2. Jeżeli to się z jakiś powodów nie uda (wiadomo, że winny jest ojciec - jak zawsze) jest jeszcze szansa na bogatego męża, ewentualnie sponsora.
Mąż najlepiej, jakby był zakochany. W przeciwnym razie różnie może być. Zawsze trzeba pamiętać o tym, że mąż to tylko mąż i zabezpieczać tyły. Zaczyna się od intratnie podpisanej intercyzy. Dobrze od razu wynegocjować atrakcyjne wynagrodzenie za każdy rok małżeństwa i kolejne dzieci - tak na wypadek rozwodu. Ale na tyle nieintratnie, żeby w przypadku skrajnie okropnego pożycia małżeńskiego, mąż chciał się rozwieść nie zostając z pustym kontem,
Sponsor to wersja dla kobiet lubiących ryzyko i poświęcenie (zabronione są: fochy, ból głowy, ogólna niechęć i maruderstwo) - żyje się z dnia na dzień i trzeba zadowalać sponsora, żeby sponsorem nadal chciał być. Wiadomo, nie ma obrączek, jest jakaś tam żona, co go nie rozumie, chętnych na miejsce sponsorowanej jest wiele, więc trzeba korzystać od razu, zdecydowanie, myśląc o przyszłości.
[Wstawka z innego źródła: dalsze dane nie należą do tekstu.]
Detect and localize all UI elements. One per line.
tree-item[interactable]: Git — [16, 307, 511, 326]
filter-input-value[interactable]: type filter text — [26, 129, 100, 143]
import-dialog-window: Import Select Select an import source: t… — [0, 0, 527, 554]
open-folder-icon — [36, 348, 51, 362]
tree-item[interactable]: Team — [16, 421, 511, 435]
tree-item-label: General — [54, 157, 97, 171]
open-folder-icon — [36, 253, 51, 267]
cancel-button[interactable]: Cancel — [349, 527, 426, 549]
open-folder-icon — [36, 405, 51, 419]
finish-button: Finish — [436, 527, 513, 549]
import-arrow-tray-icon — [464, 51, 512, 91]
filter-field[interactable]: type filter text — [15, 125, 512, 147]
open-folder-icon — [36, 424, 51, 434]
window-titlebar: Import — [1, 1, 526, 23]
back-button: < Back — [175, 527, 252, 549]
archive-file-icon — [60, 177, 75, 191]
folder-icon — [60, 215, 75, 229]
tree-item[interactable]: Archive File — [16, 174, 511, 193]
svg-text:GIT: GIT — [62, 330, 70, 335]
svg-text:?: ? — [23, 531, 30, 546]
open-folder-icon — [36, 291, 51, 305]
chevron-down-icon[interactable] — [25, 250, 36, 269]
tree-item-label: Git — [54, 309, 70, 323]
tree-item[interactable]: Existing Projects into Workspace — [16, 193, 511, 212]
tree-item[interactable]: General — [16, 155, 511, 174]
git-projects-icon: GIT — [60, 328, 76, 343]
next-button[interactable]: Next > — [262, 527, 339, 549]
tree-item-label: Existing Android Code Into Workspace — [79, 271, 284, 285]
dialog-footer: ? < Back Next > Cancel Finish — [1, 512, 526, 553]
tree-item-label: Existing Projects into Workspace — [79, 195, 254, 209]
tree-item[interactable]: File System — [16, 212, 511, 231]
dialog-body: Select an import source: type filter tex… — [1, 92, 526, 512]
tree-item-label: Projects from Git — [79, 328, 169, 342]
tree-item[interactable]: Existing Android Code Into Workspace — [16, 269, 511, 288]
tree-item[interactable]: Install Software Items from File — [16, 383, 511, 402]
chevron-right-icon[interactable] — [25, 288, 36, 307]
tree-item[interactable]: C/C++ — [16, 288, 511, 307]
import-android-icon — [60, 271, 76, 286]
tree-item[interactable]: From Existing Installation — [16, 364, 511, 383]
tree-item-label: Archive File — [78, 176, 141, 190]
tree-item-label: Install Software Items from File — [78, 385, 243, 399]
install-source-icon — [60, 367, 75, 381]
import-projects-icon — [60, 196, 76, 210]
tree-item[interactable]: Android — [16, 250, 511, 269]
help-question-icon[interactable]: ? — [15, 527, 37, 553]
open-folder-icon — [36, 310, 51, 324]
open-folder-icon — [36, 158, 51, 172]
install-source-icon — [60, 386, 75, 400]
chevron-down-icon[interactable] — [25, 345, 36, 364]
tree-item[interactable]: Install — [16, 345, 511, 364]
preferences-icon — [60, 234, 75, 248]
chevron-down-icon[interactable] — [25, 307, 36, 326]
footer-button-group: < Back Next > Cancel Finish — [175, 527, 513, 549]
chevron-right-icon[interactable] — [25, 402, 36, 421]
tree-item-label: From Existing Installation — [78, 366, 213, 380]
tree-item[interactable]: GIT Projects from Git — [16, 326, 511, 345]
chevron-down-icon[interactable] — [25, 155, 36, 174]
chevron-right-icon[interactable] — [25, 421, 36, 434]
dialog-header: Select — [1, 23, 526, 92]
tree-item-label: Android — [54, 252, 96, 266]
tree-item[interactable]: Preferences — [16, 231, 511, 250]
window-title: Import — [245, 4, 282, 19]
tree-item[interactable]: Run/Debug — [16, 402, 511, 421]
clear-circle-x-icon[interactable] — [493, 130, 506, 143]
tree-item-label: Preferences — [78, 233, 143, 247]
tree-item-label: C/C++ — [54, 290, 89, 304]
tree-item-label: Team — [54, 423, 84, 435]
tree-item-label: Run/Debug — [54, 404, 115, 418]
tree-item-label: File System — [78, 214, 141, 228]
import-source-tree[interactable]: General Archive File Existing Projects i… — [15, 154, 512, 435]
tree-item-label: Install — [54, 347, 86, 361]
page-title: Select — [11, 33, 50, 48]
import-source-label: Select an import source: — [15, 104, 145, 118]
Swojej własnej, nie tej, co jej nie będzie, ze sponsorem.
3. Można być oszustem i się dorobić. Ryzykowne, trzeba mieć twarde nerwy kombinatora albo być z rodzaju tych, którzy za dużo nie myślą. Wbrew pozorom oni często mają szczęście, a w zasadzie - nie mają nic do stracenia. Z obserwacji mogę powiedzieć, że tym szaleństwie jest metoda.
4. Można też dojść ciężką pracą. Najlepiej już od przedszkola. Zaczyna się od godzin spędzonych na różnych kursach zamiast na trzepaku (moja osobista trauma z dzieciństwa) i mówionych po angielsku wierszyków w przedstawieniu z okazji Dnia Matki. Później już tylko trzeba zaliczyć wyścig szczurów, a krwawo zdobyta, dobrze płatna posada kogoś z Zarządu już czeka. Proste.
Go 4 it, Girl! :)
Ps. Jeśli po publikacji tego wpisu nagle przybędzie nam kilka nowych kobiecych nazwisk na liście milionerów, poczytam to sobie za swój prywatny, osobisty sukces. Następnie zmienię branżę, zajmę się doradztwem i za każdą taką usługę będę wystawiała czek na miliony. Uczciwie uprzedzam, że tak zrobię!